Is this generalization bound proof wrong?

Question

This is an ICML02 paper by Garg, Har-Peled & Roth: http://sarielhp.org/p/01/bounds/bounds.pdf

The equation after eq. (3) is the well-known symmetrization trick for $\sup_{h\in {\mathcal H}} |E(h)-\hat{E}(h)|$ using a ghost sample, and holds for all $\epsilon>0$. The notation is this: ${\mathcal H}$ is a function class, $E[h]$ is the generalization error of $h$, and $\hat{E}[\cdot]$ is empirical error on a training set. $\epsilon>0$ is a fixed small positive constant.

Now, in the next equation they chose to replace $\epsilon$ by $\rho$ --- but the problem is, this $\rho$ is a function of $h$ and of the training sample $S$, (through the expression of $\epsilon_1(S,\delta)$ on the top of the previous page, which depends on $\nu$, which depends on $h$). In consequence, in the probability on the r.h.s. now we have an inequality that has $\sup_h$ on its l.h.s. but $\rho=\rho(h,S)$ on its r.h.s.

Is this faulty or am I missing something?

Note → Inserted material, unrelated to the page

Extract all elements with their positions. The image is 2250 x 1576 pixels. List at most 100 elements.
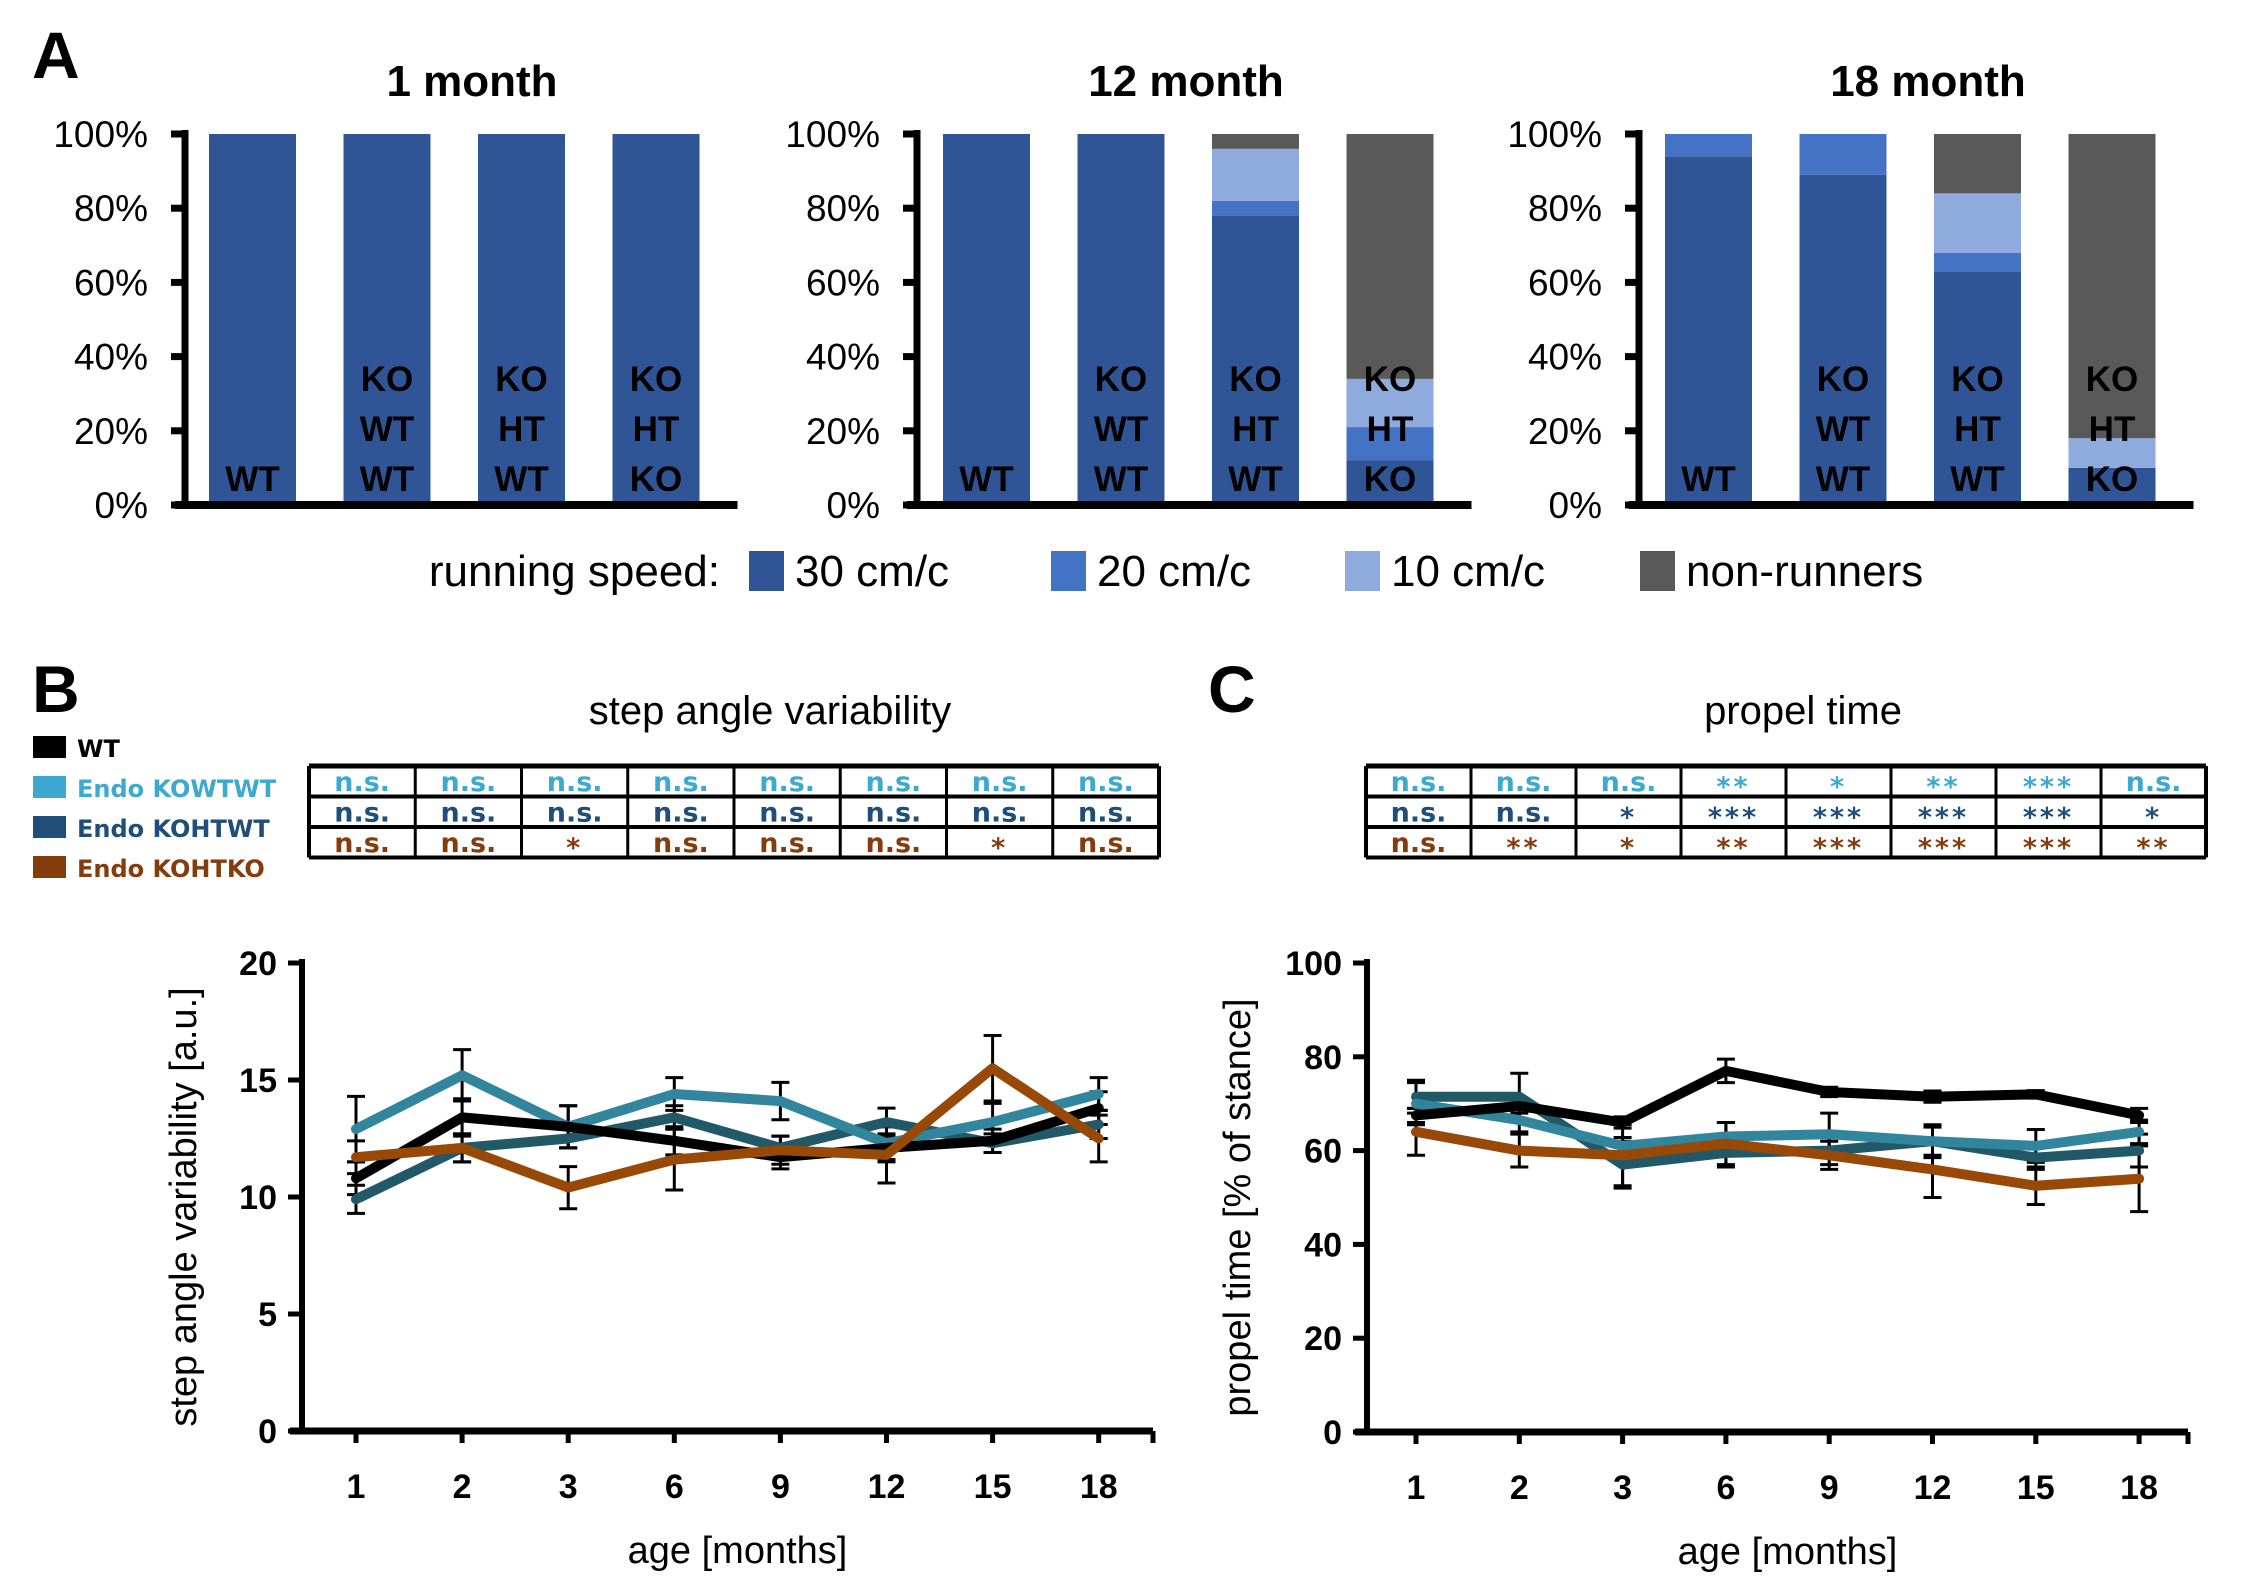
bar-segment-30-cm-c — [1077, 134, 1165, 505]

First I thought it's just sloppy notation -- if the $\rho$ did not depend on the training sample then one could replace it with a constant $c$, restrict the function class $\mathcal H$ to have $\rho(h)<c$, and do Structural Risk Minimization over values of $c$. But since $\rho$ also depends on $S$ this is not workable as we cannot have $\mathcal H$ defined to depend on $S$. It seems to me that the only fix would be to restrict $\mathcal H$ to have $\rho(h,S)<c$ $\forall S$ of size $N$? -- that would be very strong and impractical. Any thoughts would be much appreciated.

Answer 1

No, they just used sloppy notations. They omitted what we called "attainment argument".

Suppose the attainment of supremum occurs at $h_{0}\in\mathcal{H}$,$$Pr\left[\sup_{h\in\mathcal{H}}\left|\widehat{E}(h,S_{1})-\widehat{E}(h,S_{2})\right|>\frac{\epsilon}{2}\right]=\operatorname{Pr}\left[\left|\widehat{E}(h_{0},S_{1})-\widehat{E}(h_{0},S_{2})\right|>\frac{\epsilon}{2}\right]\leq_{1-2\delta}\text{(by Lemma 3.5)}\operatorname{Pr}\left[\left|\widehat{E}(h_0',S'_{1})-\widehat{E}(h_0',S'_{2})\right|>\rho(h_{0})\right]\\\leq \operatorname{Pr}\left[\sup_{h'\in\mathcal{H}}\left|\widehat{E}(h',S'_{1})-\widehat{E}(h',S'_{2})\right|>\rho(h_{0})\right]$$ is what they argued.